The schools have gone back. Unusually its raining. When I was teaching, the first weeks of term usually would enjoy an Indian Summer. It made the pain of returning to work after the long break a little easier. Not this year. The students are returning. Term does not start for another month but quite a few students have been here over the summer.
The roads are starting to fill up with cars. The empty kerbs are vanishing. The stretch of road in this painting is often packed with cars on both sides. The local bus struggles round this bend and down the hill towards the viewer. The shadow to the far right is that of a rather tatty old coach house which has suddenly been converted into student accommodation over the summer. The Rhyddings pub is perched at the top of the hill.
In term time at the start and end of each school day a “lollypop lady” ushers the junior school children and their families across this stretch of road. She does her job well. She gives motorists a very fierce look as she steps out into the road with her stop sign. She says hello to all the children as they cross. I have not seen her for weeks. Today must be her first day back at work too.
It all looks so peaceful but recent events in North Korea remind me not to take peace for granted. During the Second World War, air raids killed several Brynmill people and damaged homes in the area. In September 1940, Brynmill had a lucky escape.

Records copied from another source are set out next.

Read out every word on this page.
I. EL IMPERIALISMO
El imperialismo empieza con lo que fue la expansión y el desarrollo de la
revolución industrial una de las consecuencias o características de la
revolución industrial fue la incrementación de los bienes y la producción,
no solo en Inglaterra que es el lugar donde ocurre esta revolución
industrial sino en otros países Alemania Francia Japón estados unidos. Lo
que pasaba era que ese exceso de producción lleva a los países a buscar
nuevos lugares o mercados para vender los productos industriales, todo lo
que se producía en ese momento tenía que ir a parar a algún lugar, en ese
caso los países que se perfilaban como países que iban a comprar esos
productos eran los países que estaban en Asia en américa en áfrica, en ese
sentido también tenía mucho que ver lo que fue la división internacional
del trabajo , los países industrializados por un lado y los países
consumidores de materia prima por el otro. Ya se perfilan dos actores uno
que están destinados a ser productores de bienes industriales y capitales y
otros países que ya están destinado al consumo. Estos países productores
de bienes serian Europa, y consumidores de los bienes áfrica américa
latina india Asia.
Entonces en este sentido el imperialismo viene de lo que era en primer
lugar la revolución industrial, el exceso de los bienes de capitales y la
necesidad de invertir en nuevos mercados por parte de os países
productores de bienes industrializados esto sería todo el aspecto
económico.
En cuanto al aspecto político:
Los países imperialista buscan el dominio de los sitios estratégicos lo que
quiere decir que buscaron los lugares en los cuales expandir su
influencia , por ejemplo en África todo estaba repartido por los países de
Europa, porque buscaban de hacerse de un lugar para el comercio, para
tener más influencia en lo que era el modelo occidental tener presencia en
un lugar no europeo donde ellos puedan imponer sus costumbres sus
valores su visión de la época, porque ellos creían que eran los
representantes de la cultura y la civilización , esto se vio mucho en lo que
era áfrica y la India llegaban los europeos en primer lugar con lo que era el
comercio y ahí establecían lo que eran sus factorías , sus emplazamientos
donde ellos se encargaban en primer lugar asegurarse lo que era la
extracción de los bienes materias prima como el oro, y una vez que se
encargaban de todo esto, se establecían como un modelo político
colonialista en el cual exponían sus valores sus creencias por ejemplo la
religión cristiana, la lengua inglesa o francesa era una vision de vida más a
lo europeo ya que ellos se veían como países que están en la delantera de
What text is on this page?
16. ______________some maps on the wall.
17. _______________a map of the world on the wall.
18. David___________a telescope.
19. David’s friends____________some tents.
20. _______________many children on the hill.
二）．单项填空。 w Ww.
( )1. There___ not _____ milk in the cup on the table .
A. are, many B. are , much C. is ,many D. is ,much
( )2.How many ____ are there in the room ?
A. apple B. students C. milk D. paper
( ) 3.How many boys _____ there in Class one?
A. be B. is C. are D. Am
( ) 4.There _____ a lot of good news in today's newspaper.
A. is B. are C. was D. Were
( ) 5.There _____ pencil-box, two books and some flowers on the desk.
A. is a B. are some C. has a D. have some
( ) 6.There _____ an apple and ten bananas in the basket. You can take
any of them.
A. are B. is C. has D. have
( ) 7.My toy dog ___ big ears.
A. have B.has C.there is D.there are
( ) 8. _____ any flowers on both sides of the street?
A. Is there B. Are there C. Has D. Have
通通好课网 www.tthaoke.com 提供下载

A single plane dropped 3 High Explosive bombs over Brynmill just before 9.00pm. One failed to explode and there was slight damage to Langland Terrace but no casualties.

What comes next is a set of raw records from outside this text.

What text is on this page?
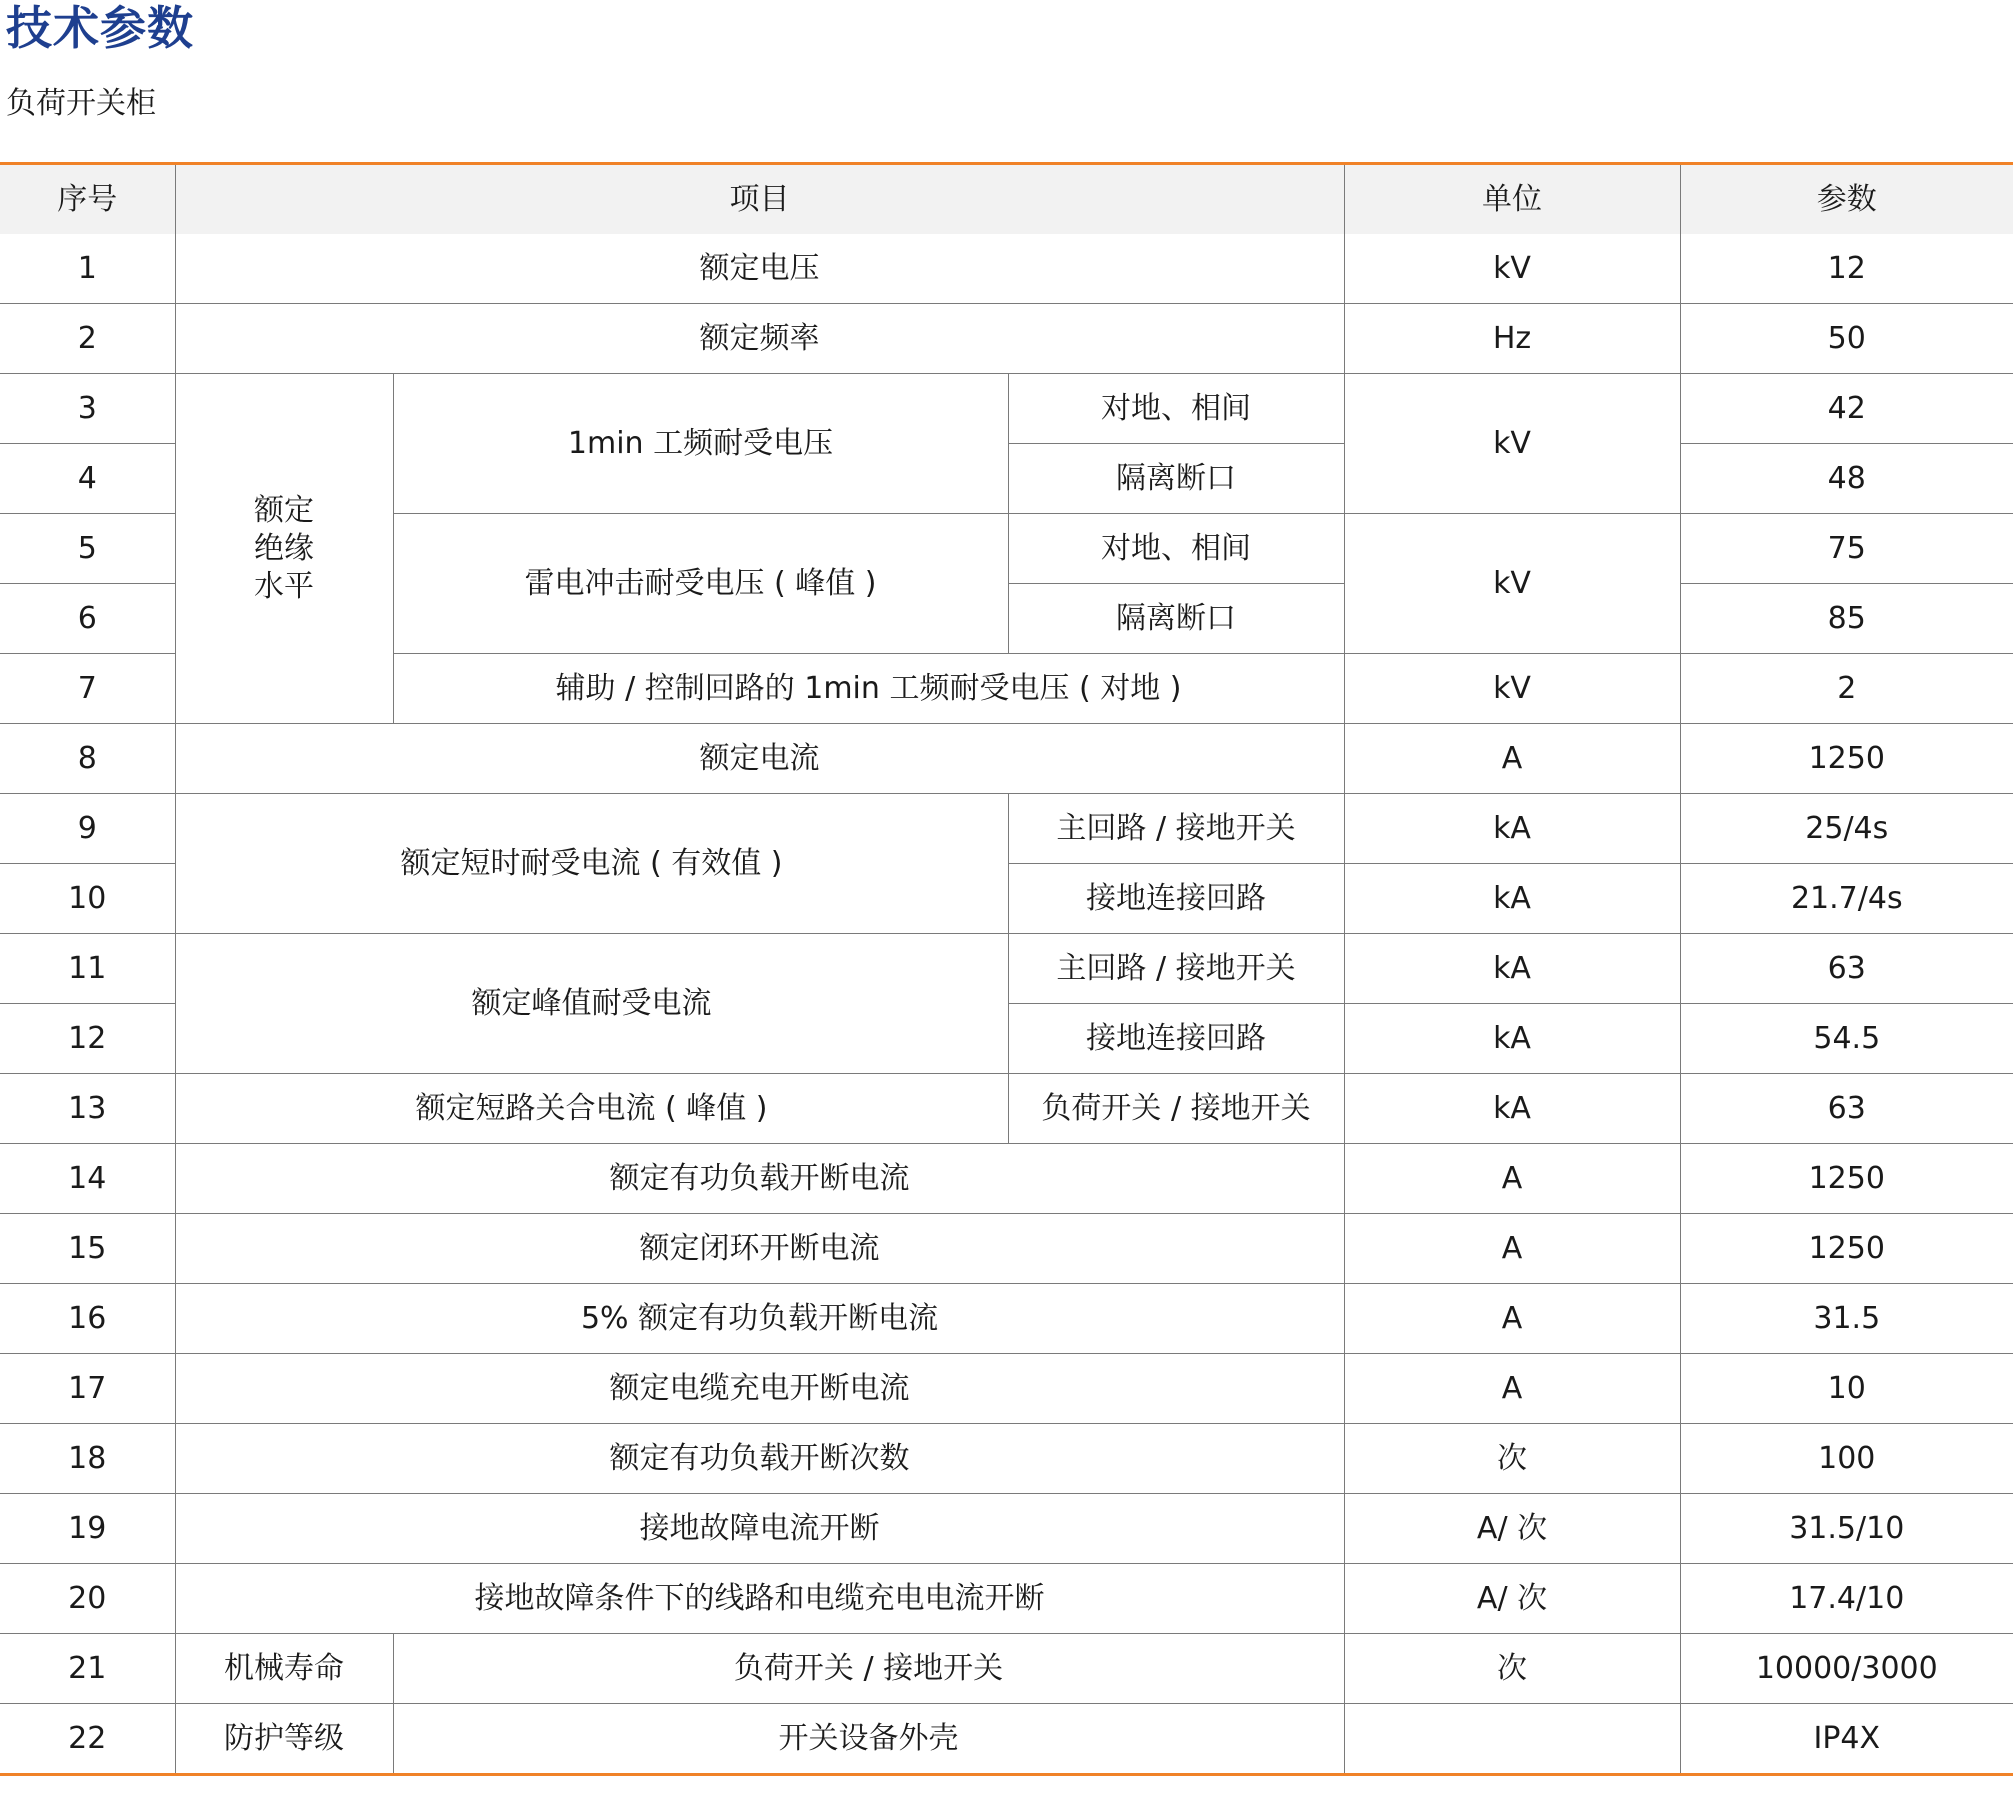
技术参数
负荷开关柜
序号	项目			单位	参数
1	额定电压			kV	12
2	额定频率			Hz	50
3	额定
绝缘
水平	1min 工频耐受电压	对地、相间	kV	42
4			隔离断口		48
5		雷电冲击耐受电压 ( 峰值 )	对地、相间	kV	75
6			隔离断口		85
7		辅助 / 控制回路的 1min 工频耐受电压 ( 对地 )		kV	2
8	额定电流			A	1250
9	额定短时耐受电流 ( 有效值 )		主回路 / 接地开关	kA	25/4s
10			接地连接回路	kA	21.7/4s
11	额定峰值耐受电流		主回路 / 接地开关	kA	63
12			接地连接回路	kA	54.5
13	额定短路关合电流 ( 峰值 )		负荷开关 / 接地开关	kA	63
14	额定有功负载开断电流			A	1250
15	额定闭环开断电流			A	1250
16	5% 额定有功负载开断电流			A	31.5
17	额定电缆充电开断电流			A	10
18	额定有功负载开断次数			次	100
19	接地故障电流开断			A/ 次	31.5/10
20	接地故障条件下的线路和电缆充电电流开断			A/ 次	17.4/10
21	机械寿命	负荷开关 / 接地开关		次	10000/3000
22	防护等级	开关设备外壳			IP4X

In the following year, in February 1941 was what is commonly referred to as ‘The Three Nights’ Blitz’ took place. It lasted for nearly 14 hours, killed 230 people, injured another 397, wiped out entire streets of residential houses, made 7,000 people homeless and left the town centre of Swansea a terrifying inferno of total destruction. Some bombs fell on Brynmill too. The glow of the fires could be seen as far as Devon, and the west part of Wales in Pembrokeshire. My grandfather, who lived in Cardiff with my grandmother and mother, came to Swansea to help with the aftermath. Surprisingly, some of Swansea’s oldest buildings, the Castle, Swansea Museum, the Glynn Vivian Art Gallery survived but the town’s commercial heart was razed, with the Ben Evans store, which seemed to have supplied everyone with everything for upward of fifty years, was flattened.
I think that Swansea people think that the blitz only affected the town centre and the docks. The last raid on Swansea was two years later on the sixteenth of February nineteen forty-three. The Germans called the raid “Operation Wasservogal”. It started at nine-thirty in the evening and the target was the docks. A German bomber, possibly getting rid of its last bombs before it returned to Europe, dropped a bomb that fell on 24 Park Place and killed Elizabeth Fabian and Selina Mogridge outright. Selina’s 24-year old daughter, Hilda, later died of her injuries at Cefn Coed Hospital, just under 2 miles away in Cockett.

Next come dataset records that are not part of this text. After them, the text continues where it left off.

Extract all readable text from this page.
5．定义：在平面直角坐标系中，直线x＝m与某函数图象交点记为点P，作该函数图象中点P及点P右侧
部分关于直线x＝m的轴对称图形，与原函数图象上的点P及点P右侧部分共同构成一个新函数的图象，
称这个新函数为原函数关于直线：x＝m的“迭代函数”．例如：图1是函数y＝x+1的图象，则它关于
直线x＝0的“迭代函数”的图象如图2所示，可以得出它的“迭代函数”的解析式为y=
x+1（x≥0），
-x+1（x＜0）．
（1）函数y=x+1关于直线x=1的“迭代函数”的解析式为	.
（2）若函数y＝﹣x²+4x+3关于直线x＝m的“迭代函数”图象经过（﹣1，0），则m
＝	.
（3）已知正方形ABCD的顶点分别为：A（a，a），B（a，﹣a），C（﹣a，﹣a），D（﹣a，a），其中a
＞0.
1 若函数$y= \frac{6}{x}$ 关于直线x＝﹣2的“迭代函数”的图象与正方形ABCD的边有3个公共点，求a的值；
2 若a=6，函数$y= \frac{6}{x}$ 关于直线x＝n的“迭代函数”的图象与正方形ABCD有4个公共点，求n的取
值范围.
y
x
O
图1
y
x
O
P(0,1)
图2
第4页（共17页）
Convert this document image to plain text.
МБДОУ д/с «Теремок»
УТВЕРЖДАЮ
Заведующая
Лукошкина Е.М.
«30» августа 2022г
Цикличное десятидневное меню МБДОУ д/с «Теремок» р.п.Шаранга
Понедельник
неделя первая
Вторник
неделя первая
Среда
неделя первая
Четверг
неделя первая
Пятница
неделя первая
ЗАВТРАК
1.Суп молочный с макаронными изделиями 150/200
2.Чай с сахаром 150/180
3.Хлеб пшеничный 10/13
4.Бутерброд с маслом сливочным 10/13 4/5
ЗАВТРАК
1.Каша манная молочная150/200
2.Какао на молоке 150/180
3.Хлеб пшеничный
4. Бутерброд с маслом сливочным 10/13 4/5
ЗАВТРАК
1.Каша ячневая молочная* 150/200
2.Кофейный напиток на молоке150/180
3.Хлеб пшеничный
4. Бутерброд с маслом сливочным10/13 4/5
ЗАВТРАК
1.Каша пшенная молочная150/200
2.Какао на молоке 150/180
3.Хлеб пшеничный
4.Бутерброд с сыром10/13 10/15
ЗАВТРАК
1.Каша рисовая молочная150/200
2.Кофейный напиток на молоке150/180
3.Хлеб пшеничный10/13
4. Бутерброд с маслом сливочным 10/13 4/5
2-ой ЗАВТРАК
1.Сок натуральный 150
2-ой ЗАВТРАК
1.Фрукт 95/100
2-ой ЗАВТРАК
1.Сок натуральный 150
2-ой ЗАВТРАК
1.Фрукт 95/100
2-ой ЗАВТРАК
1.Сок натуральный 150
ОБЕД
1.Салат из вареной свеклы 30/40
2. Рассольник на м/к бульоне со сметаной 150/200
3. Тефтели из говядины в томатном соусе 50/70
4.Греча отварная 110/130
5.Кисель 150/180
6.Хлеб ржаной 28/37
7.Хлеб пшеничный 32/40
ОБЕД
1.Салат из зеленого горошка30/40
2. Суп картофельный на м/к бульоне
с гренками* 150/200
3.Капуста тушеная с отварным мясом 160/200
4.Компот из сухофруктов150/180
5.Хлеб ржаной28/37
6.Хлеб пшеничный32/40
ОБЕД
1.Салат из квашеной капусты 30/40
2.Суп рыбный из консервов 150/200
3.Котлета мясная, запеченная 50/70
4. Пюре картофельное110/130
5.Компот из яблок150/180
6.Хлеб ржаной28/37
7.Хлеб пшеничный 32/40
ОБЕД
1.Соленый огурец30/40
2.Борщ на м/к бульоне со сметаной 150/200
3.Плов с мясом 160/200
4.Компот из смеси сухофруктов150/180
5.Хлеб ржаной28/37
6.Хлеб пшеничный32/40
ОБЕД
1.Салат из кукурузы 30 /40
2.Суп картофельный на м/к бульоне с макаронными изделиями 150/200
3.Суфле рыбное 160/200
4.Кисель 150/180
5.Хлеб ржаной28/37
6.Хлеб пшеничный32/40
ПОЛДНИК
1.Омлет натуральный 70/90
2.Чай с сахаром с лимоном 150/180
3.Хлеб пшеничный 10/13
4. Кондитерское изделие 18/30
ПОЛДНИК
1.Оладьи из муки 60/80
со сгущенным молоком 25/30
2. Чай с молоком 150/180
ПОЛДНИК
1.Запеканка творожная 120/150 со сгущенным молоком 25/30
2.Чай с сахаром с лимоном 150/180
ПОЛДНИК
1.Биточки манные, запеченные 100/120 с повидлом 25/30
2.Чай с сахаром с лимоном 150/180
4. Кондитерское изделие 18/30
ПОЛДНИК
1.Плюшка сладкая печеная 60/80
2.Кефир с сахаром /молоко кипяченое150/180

Thankfully, the Luftwaffe never came again. Later in the war, in spring of 1944 1,566 American troops were stationed in hundreds of tents at Camp X3 in Singleton Park in preparation for the D-Day landings. The officers, apparently, were stationed in Mumbles. The Americans were using Gower’s sandy beaches backed by cliffs to train for the D-Day landings on similar terrain in Normandy. Jim Owens has collected many stories about the GIs in Swansea in 1944. The local kids clearly thought they were both glamorous and generous.
If I remember rightly, there used to be photos of Prime Minister Winston Churchill visiting Swansea after the blitz in the Rhyddings pub.